One of the parties making up the coalition, Five Star, promised while in opposition to scrap Italy’s plan to order 90 aircraft for its air force and navy, but since taking office the new government’s defense minister — who was nominated by Five Star — has stuck with the program.

The minister, Elisabetta Trenta, has spoken of slowing down and reviewing the program, however, while the government has not confirmed the final number of aircraft it wants to buy.

On the other hand, a junior defense minister, Angelo Tofalo, who is also a member of Five Star, heaped praise on the program in December.

General Rosso said he was “worried” about the program, which he called “the future of the Italian Air Force.”

“Slow downs or reductions in numbers are extremely worrying for operational capability, for national industry and the economic benefits [the program]brings,” he said.

He also confirmed Italian press reports this week that Italy is behind on payments to Lockheed Martin for aircraft, with €389 million in bills from 2018 still to be paid.

Italy is about to take delivery of its 12th F-35, has 25 trained pilots and declared initial operating capability in November.

Italian firms are also waiting for cash to be made available by the new government for defense programs, an Italian source said. Money due to be freed up by the country’s economic development ministry by the end of January to cover 2019 spending had yet to be be allocated, said the source.

Addressing the parliamentary commissions, Rosso took the opportunity to tell lawmakers that he backed the six-year defense spending plans which were promoted by a recent defense white paper, but have yet to be introduced by law.

Current one-year budgets were preventing the armed forces from signing more-efficient, multi-year logistics contracts with industry, he said.

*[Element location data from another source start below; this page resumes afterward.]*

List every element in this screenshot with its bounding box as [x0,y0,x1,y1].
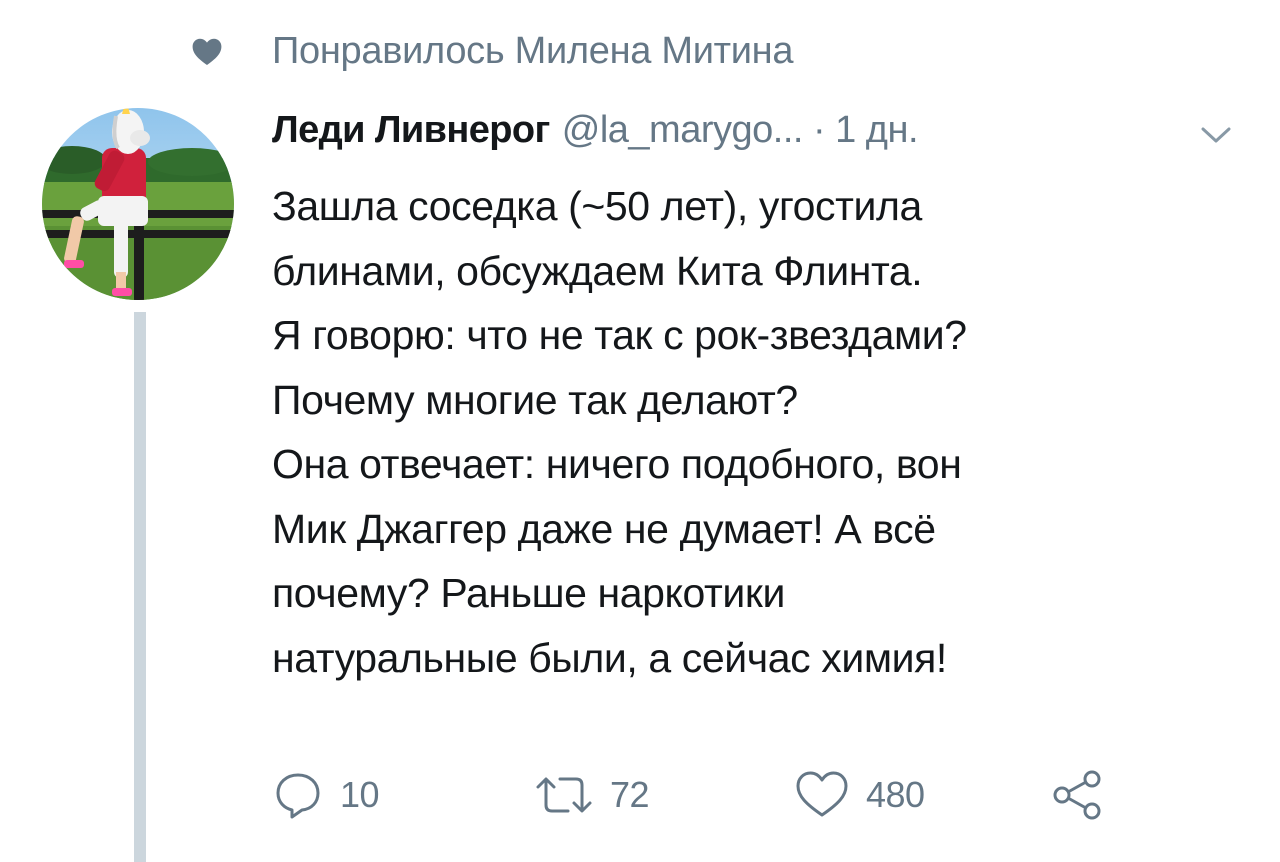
tweet-actions: 10 72 480 [272,760,1172,830]
tweet-text-line: блинами, обсуждаем Кита Флинта. [272,247,923,294]
tweet-text-line: Почему многие так делают? [272,376,798,423]
reply-button[interactable]: 10 [272,760,380,830]
reply-icon [272,769,324,821]
retweet-count: 72 [610,774,650,815]
avatar[interactable] [42,108,234,300]
author-name[interactable]: Леди Ливнерог [272,109,550,152]
like-button[interactable]: 480 [794,760,925,830]
retweet-button[interactable]: 72 [534,760,650,830]
heart-icon [190,34,224,68]
thread-line [134,312,146,862]
retweet-icon [534,769,594,821]
chevron-down-icon[interactable] [1196,120,1236,150]
heart-outline-icon [794,769,850,821]
tweet-text-line: натуральные были, а сейчас химия! [272,634,947,681]
tweet-text-line: Я говорю: что не так с рок-звездами? [272,312,967,358]
share-button[interactable] [1050,760,1106,830]
social-context: Понравилось Милена Митина [190,28,794,74]
share-icon [1050,767,1106,823]
like-count: 480 [866,774,925,815]
reply-count: 10 [340,774,380,815]
header-separator: · [812,108,826,151]
tweet-text-line: почему? Раньше наркотики [272,570,785,616]
tweet-text: Зашла соседка (~50 лет), угостила блинам… [272,174,1252,690]
social-context-label: Понравилось Милена Митина [272,29,794,72]
tweet-text-line: Мик Джаггер даже не думает! А всё [272,505,936,552]
tweet-text-line: Она отвечает: ничего подобного, вон [272,441,962,487]
tweet-text-line: Зашла соседка (~50 лет), угостила [272,183,922,229]
tweet-header: Леди Ливнерог @la_marygo... · 1 дн. [272,104,919,156]
author-handle[interactable]: @la_marygo... [562,109,804,152]
tweet-time[interactable]: 1 дн. [835,109,918,152]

He also appealed for help for Italy-based Piaggio Aerospace, which was placed into receivership last year by its then-owner, UAE investment fund Mubadala, which also cancelled its order for drones from the firm.

Observers has suggested Mubadala was fed up waiting for a promised order from the Italian Air Force for drones from the firm — a delay blamed on the Italian parliament.

Rosso said that Italian state-controlled defense giant Leonardo now needed to step in to help run Piaggio Aerospace, which is currently being managed by an Italian government-appointed administrator.

Leonardo, he said, needed to be “pulled by the ears” to help the firm survive.